Chakara Pongal – A Sweet Surrender
- 18
- December
- 2006
Sometimes, even the common everyday dish is quite a bit challenge to make! The recipe may sound simple…but perfection? Yeah, that’s what I am talking about. A few tweaks to the dish makes it simply exquisite, you know! One such recipe is my Dad’s style of Chakara Pongal. Silk…smooth, ghee ladened, rich in color…aromatic, something from out of this world! I dunno, what he does. After paying some close attention. Here is what I learnt!
- Roast the lentils in ghee until reddish brown.
- Soak the lentils and rice in water for two hours
- Do not add any milk.
- Choose dark brown jaggery.
- Use more jaggery than you think, you’ll need.
- Add jaggery finally.
- Use more cardamom powder
- A pinch of camphor will do enough trick.
- Pressure cook the rice-lentils until completely gooey.
- Use more ghee than you think you’ll need.
- Remove from heat, when it is still watery and not solid.

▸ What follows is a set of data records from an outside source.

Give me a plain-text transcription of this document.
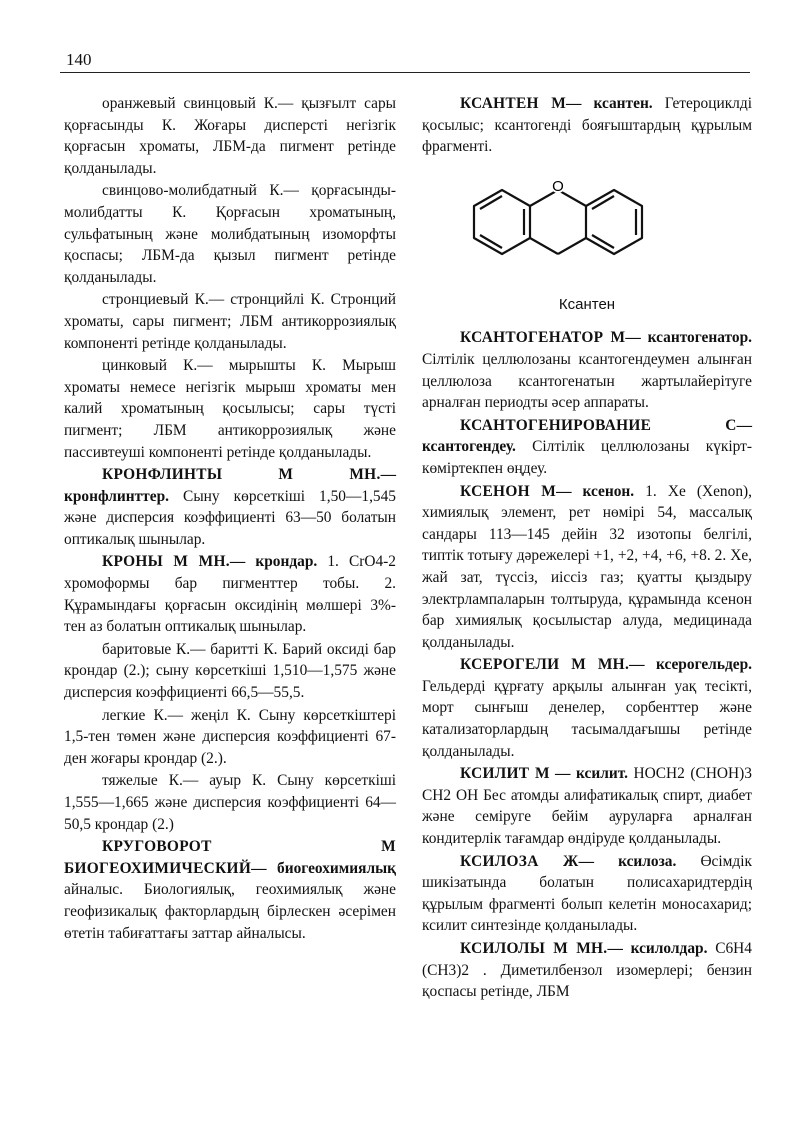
140

оранжевый свинцовый К.— қызғылт сары қорғасынды К. Жоғары дисперсті негізгік қорғасын хроматы, ЛБМ-да пигмент ретінде қолданылады.

свинцово-молибдатный К.— қорғасынды-молибдатты К. Қорғасын хроматының, сульфатының және молибдатының изоморфты қоспасы; ЛБМ-да қызыл пигмент ретінде қолданылады.

стронциевый К.— стронцийлі К. Стронций хроматы, сары пигмент; ЛБМ антикоррозиялық компоненті ретінде қолданылады.

цинковый К.— мырышты К. Мырыш хроматы немесе негізгік мырыш хроматы мен калий хроматының қосылысы; сары түсті пигмент; ЛБМ антикоррозиялық және пассивтеуші компоненті ретінде қолданылады.

КРОНФЛИНТЫ М МН.— кронфлинттер. Сыну көрсеткіші 1,50—1,545 және дисперсия коэффициенті 63—50 болатын оптикалық шынылар.

КРОНЫ М МН.— крондар. 1. CrO4-2 хромоформы бар пигменттер тобы. 2. Құрамындағы қорғасын оксидінің мөлшері 3%-тен аз болатын оптикалық шынылар.

баритовые К.— баритті К. Барий оксиді бар крондар (2.); сыну көрсеткіші 1,510—1,575 және дисперсия коэффициенті 66,5—55,5.

легкие К.— жеңіл К. Сыну көрсеткіштері 1,5-тен төмен және дисперсия коэффициенті 67-ден жоғары крондар (2.).

тяжелые К.— ауыр К. Сыну көрсеткіші 1,555—1,665 және дисперсия коэффициенті 64—50,5 крондар (2.)

КРУГОВОРОТ М БИОГЕОХИМИЧЕСКИЙ— биогеохимиялық айналыс. Биологиялық, геохимиялық және геофизикалық факторлардың бірлескен әсерімен өтетін табиғаттағы заттар айналысы.

КСАНТЕН М— ксантен. Гетероциклді қосылыс; ксантогенді бояғыштардың құрылым фрагменті.

O
Ксантен

КСАНТОГЕНАТОР М— ксантогенатор. Сілтілік целлюлозаны ксантогендеумен алынған целлюлоза ксантогенатын жартылайерітуге арналған периодты әсер аппараты.

КСАНТОГЕНИРОВАНИЕ С— ксантогендеу. Сілтілік целлюлозаны күкірт-көміртекпен өңдеу.

КСЕНОН М— ксенон. 1. Xe (Xenon), химиялық элемент, рет нөмірі 54, массалық сандары 113—145 дейін 32 изотопы белгілі, типтік тотығу дәрежелері +1, +2, +4, +6, +8. 2. Xe, жай зат, түссіз, иіссіз газ; қуатты қыздыру электрлампаларын толтыруда, құрамында ксенон бар химиялық қосылыстар алуда, медицинада қолданылады.

КСЕРОГЕЛИ М МН.— ксерогельдер. Гельдерді құрғату арқылы алынған уақ тесікті, морт сынғыш денелер, сорбенттер және катализаторлардың тасымалдағышы ретінде қолданылады.

КСИЛИТ М — ксилит. HOCH2 (CHOH)3 CH2 OH Бес атомды алифатикалық спирт, диабет және семіруге бейім ауруларға арналған кондитерлік тағамдар өндіруде қолданылады.

КСИЛОЗА Ж— ксилоза. Өсімдік шикізатында болатын полисахаридтердің құрылым фрагменті болып келетін моносахарид; ксилит синтезінде қолданылады.

КСИЛОЛЫ М МН.— ксилолдар. C6H4 (CH3)2 . Диметилбензол изомерлері; бензин қоспасы ретінде, ЛБМ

Other Names Sarkarai Pongal. Sweet Pongal. Inippu Pongal. Chakarai Pongal.
Ingredients
- Raw rice 1/2 cup
- Broken mung dal 1/4 cup
- Grated jaggery 3/4 cup
- Cardamon seeds powder 1-2 spoons
- Raw camphor (edible one) 1-2 pinches
- Ghee 1+1 cup
- Cashew nuts 1/2 cup (halved)
- Dry grapes 1/2 cup
Method
- Wash rice and dal separately several times until the water runs clear. Then soak them together for 20 minutes.
- In a pressure cooker, add few spoons of ghee, rice and dal. Pressure cook them over medium heat till they become soft and mushy.
- Then using a wooden ladle mix the well-cooked rice and dal.
- To this add jaggery. Place this over medium heat without lid. Let it consolidate.
- Add raw camphor to this now and remove from stove.
- In a separate pan, heat ghee. Fry halved cashew nuts till golden to reddish brown. Set them aside. In the same ghee, fry dry grapes till they pop up.
- To the above pongal, add fried cashew nuts, fried grapes and 1 cup of ghee. Mix through.
- Serve warm as a main-sweet dish. Or serve chilled as a dessert.